A DROP OF OIL. 



THE sewing machine went hard.  Brother Will came and looked over Amy's shoulder and knit his brow, as was his custom when in a puzzle. At last, turning back the machine, he glanced over the works, and said,— 

"Do you oil it here, Amy?" 

"Why, no, I never thought of that." 

A drop of oil was supplied, and in another minute the slender needle was flying through the work like a fairy. It was now easy to turn the wheel. 

That drop of oil on a dry spot in the machinery made all right. 

There are many other places where a drop of oil works just as great wonders. For cold mornings, when tempers are apt to get frosted as well as toes and fingertips, there is no magic like a few sweet, cheery words. So when one is angry, and ready to do or say rash things, just give him a "soft answer," and you will see how it can cheer and brighten the way for yourself and all about you. 



Young Reaper. 




FLOWERS AND FAITH. 


A GARDENER met in the street one of the children of a family he had heard were in trouble. 

Calling the little one, he put into his hand a bunch of flowers, saying, "Take them to your mother, and tell her to have faith in God." The child did so, when all the blessedness of this text filled the mother's soul: "If God so clothe the grass of the field, which today is, and tomorrow is cast into the oven, shall he not much more clothe you, O ye of little faith?" Have we but one talent,—nay, have we but half a talent,—let us use it. Are we ever so weak and poor in our own eyes, let us do what we can.



Selected



BE GENTLE 




ONE of the noblest men who ever lived was a man who was not ashamed to be gentle and tender, This was President Lincoln. When he was at the head of our country, there were troublous times; war was taking many men away, from their homes and leaving many lonely women and children behind. President Lincoln found many ways to show his gentleness, and it is said of him that no one ever asked of him in vain for kindness, where the good of the country did not compel him to refuse. 
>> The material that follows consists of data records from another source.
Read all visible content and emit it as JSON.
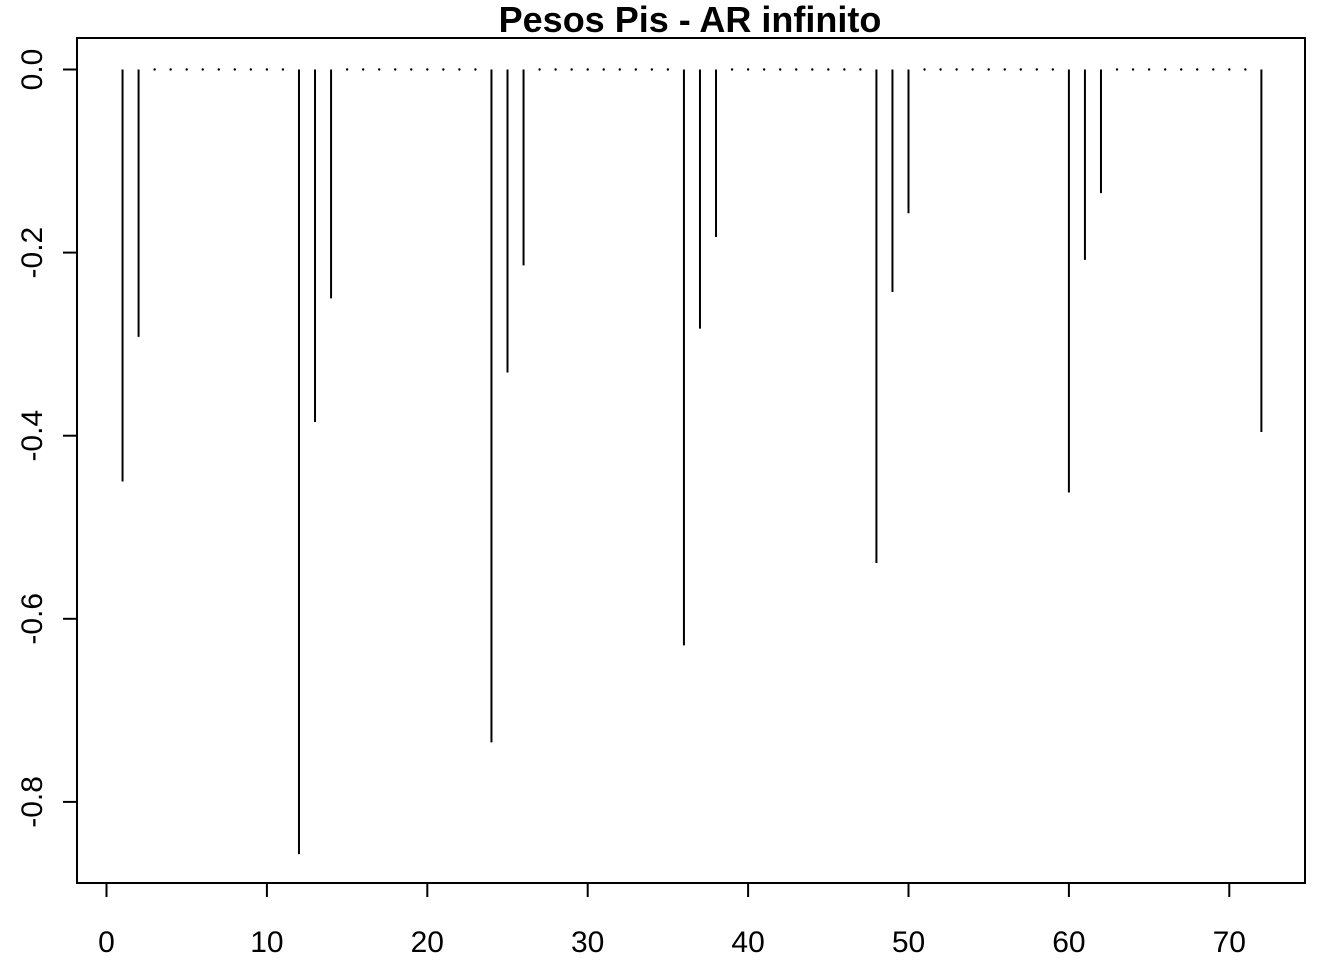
{
  "chart_data": {
    "type": "bar",
    "style": "vertical spikes (R type='h')",
    "title": "Pesos Pis - AR infinito",
    "xlabel": "",
    "ylabel": "",
    "xlim": [
      0,
      72
    ],
    "ylim": [
      -0.85,
      0.0
    ],
    "xticks": [
      0,
      10,
      20,
      30,
      40,
      50,
      60,
      70
    ],
    "yticks": [
      0.0,
      -0.2,
      -0.4,
      -0.6,
      -0.8
    ],
    "ytick_labels": [
      "0.0",
      "-0.2",
      "-0.4",
      "-0.6",
      "-0.8"
    ],
    "xtick_labels": [
      "0",
      "10",
      "20",
      "30",
      "40",
      "50",
      "60",
      "70"
    ],
    "grid": false,
    "legend": "none",
    "x": [
      1,
      2,
      3,
      4,
      5,
      6,
      7,
      8,
      9,
      10,
      11,
      12,
      13,
      14,
      15,
      16,
      17,
      18,
      19,
      20,
      21,
      22,
      23,
      24,
      25,
      26,
      27,
      28,
      29,
      30,
      31,
      32,
      33,
      34,
      35,
      36,
      37,
      38,
      39,
      40,
      41,
      42,
      43,
      44,
      45,
      46,
      47,
      48,
      49,
      50,
      51,
      52,
      53,
      54,
      55,
      56,
      57,
      58,
      59,
      60,
      61,
      62,
      63,
      64,
      65,
      66,
      67,
      68,
      69,
      70,
      71,
      72
    ],
    "values": [
      -0.45,
      -0.292,
      0,
      0,
      0,
      0,
      0,
      0,
      0,
      0,
      0,
      -0.857,
      -0.385,
      -0.25,
      0,
      0,
      0,
      0,
      0,
      0,
      0,
      0,
      0,
      -0.735,
      -0.331,
      -0.214,
      0,
      0,
      0,
      0,
      0,
      0,
      0,
      0,
      0,
      -0.629,
      -0.283,
      -0.183,
      0,
      0,
      0,
      0,
      0,
      0,
      0,
      0,
      0,
      -0.539,
      -0.243,
      -0.157,
      0,
      0,
      0,
      0,
      0,
      0,
      0,
      0,
      0,
      -0.462,
      -0.208,
      -0.135,
      0,
      0,
      0,
      0,
      0,
      0,
      0,
      0,
      0,
      -0.396
    ],
    "colors": {
      "line": "#000000",
      "background": "#ffffff"
    }
  }
}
But do you suppose this great and good man became so great and good after he became a man? It is the little things of every day which children think and do which make up the character of the grown men. And in nothing is this truer than in the matter of gentle and kindly behavior. We cannot think of the childhood of Christ, our great example, as being other than gentle in every word and way. No rough or unkind manner could ever have been his, and we have only to "follow his footsteps," in this, as in everything else. 




THE WASTED PIN. 



A LITTLE girl picked up a pin, which she threw into the fire. Half an hour after, a lady's carriage 

came to take her to ride. She was all ready, only she wanted a pin,—only one pin, to pin her shawl. 

She raced here and there for it and searched the carpet, and tried everywhere to find a pin, until the lady got tired of waiting and drove away; and so she lost her ride in the park by simply wasting a pin. 

The proverb says, "Waste not, want not "; and Jesus said, "Let nothing be lost."